IB: O seu livro foi feito com base na sua tese de doutoramento. Em que área fez a tese e de que trata o livro?
AL: Eu sou licenciada em Antropologia, mas a tese de doutoramento é multidisciplinar, está algures entre a Antropologia e a Sociologia. O meu livro “Trabalhadores do Sexo Uni-vos” fala desta perspectiva laboral da indústria do sexo, fala da história da formação, do desenvolvimento quer do sindicato no Reino Unido, quer do movimento internacional dos profissionais do sexo.

IB: Tinha algum objectivo com a publicação do livro em Portugal?
AL: Tenho dois objectivos. O primeiro é inspirar os profissionais do sexo a mobilizarem-se, a aprenderem com as experiências de outros países. O segundo objectivo é dar ao público uma visão diferente da indústria do sexo, uma visão que eu espero que seja mais complexa do que as histórias a preto e branco que muitas vezes vemos nos meios de comunicação social, e por outro lado que seja uma visão de dentro. Eu acho que o que faltava era a visão dos próprios profissionais do sexo, uma visão que vem de dentro da indústria.

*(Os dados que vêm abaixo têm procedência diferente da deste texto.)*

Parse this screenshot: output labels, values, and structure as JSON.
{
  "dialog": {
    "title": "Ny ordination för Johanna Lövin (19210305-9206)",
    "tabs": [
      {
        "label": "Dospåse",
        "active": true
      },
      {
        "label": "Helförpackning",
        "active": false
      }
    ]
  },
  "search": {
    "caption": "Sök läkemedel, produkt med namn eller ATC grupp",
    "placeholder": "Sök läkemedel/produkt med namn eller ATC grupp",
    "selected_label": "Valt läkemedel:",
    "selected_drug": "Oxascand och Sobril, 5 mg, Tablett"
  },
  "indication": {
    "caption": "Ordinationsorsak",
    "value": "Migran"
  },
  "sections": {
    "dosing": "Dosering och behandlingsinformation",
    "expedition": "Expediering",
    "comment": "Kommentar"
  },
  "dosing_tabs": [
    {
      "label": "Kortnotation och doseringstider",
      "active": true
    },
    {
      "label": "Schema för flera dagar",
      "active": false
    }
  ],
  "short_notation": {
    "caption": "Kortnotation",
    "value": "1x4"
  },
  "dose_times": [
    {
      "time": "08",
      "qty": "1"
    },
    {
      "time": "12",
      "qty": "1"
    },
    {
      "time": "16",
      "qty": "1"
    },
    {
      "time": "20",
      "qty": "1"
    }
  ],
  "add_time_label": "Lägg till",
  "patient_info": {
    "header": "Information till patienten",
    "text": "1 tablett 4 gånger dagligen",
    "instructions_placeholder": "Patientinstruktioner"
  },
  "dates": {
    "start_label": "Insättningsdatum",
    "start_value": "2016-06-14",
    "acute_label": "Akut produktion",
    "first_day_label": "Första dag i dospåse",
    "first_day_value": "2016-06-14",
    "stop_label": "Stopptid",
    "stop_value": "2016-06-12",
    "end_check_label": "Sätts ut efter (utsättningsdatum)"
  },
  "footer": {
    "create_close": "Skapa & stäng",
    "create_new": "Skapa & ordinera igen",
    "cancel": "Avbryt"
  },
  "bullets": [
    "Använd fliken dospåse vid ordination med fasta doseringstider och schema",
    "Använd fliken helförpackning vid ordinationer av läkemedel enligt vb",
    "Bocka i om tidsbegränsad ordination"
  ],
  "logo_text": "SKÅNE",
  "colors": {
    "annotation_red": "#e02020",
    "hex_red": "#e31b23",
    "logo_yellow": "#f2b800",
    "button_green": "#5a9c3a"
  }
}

IB: Tem alguns próximos passos pensados para Portugal, agora que voltou?
AL: Tenho um novo projecto que é uma associação cujo objectivo é fomentar o terceiro sector. Ou seja, o sector que nem é o público e que nem é o privado, no fundo é a sociedade civil. O objectivo desta organização é dar apoio e tornar possível a sustentabilidade das organizações do terceiro sector. Portanto, o meu leque de acção está a alargar-se. No entanto, continuo disponível para dar apoio aos profissionais do sexo em Portugal, obviamente.